In case of setups brought up on a Rancher cluster, the -t or --type option in this command denotes the node or instance type which you have provided in the Installing DKubeX section.

Attention

  • The time taken by the finetuning process depends on the size of the dataset. Please wait patiently for the process to complete.

  • In case the terminal shows a timed-out error, that means the finetuning is still in progress, and you will need to run the command provided on the CLI after the error message to continue to get the finetuning logs.

  • You will need the absolute path to the finetuned model checkpoint to merge the finetuned model with the base model. Use the following command to get the absolute path to the finetuned model checkpoint. Replace <model_name> with the full name of the model being finetuned.

    echo ${HOMEDIR}/<output folder path for finetuned model>/<model_name>/TorchTrainer_*/TorchTrainer_*/checkpoint*/
    
    • Export the absolute path to the finetuned model checkpoint to be used during the merge process with the following command. export the <checkpoint absolute path> part with the absolute path to the finetuned model checkpoint you got in the previous step.
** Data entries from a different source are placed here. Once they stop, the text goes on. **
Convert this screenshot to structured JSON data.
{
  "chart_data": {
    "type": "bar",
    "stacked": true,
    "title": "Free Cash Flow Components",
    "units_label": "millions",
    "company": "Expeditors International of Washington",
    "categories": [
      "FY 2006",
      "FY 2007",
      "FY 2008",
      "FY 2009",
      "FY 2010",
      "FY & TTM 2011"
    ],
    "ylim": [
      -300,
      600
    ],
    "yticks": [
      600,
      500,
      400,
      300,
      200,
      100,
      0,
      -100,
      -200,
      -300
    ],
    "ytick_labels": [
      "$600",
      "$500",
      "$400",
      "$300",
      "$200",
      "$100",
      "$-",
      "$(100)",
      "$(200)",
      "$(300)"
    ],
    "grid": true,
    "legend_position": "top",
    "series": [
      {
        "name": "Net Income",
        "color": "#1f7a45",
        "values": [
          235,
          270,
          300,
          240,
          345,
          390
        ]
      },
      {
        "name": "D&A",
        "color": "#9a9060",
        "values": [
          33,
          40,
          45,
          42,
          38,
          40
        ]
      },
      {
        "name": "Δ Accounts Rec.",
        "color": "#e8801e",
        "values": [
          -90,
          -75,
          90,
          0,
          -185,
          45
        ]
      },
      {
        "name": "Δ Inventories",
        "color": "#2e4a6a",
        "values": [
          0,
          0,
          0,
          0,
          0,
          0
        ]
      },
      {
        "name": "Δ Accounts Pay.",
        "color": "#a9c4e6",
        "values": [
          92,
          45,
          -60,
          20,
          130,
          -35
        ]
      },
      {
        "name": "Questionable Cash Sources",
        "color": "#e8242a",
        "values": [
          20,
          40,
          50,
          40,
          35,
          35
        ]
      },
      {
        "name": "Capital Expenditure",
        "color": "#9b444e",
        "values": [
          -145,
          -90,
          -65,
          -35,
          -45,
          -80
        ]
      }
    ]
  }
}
      export CHECKPOINT="<checkpoint absolute path>"
      
  • Merge the finetuned model checkpoint with the base model to create the final finetuned model using the following command:

    d3x fm tune model merge -j <merge job name> -n <full HF path to the base model> -cp <absolute path to the finetuned checkpoint> -o <absolute path to merged finetuned model output folder>
    
  • To quantize the finetuned model, use the following command:

    d3x fm tune model quantize -j <quantization job name> -p <absolute path to merged finetuned model> -o <absolute path to quantized model output folder>
    

    Attention

    • The time taken by the quantization process depends on the size of the dataset. Please wait patiently for the process to complete.

    • In case the terminal shows a timed-out error, that means the quantization is still in progress, and you will need to run the command provided on the CLI after the error message to continue to get the quantization logs.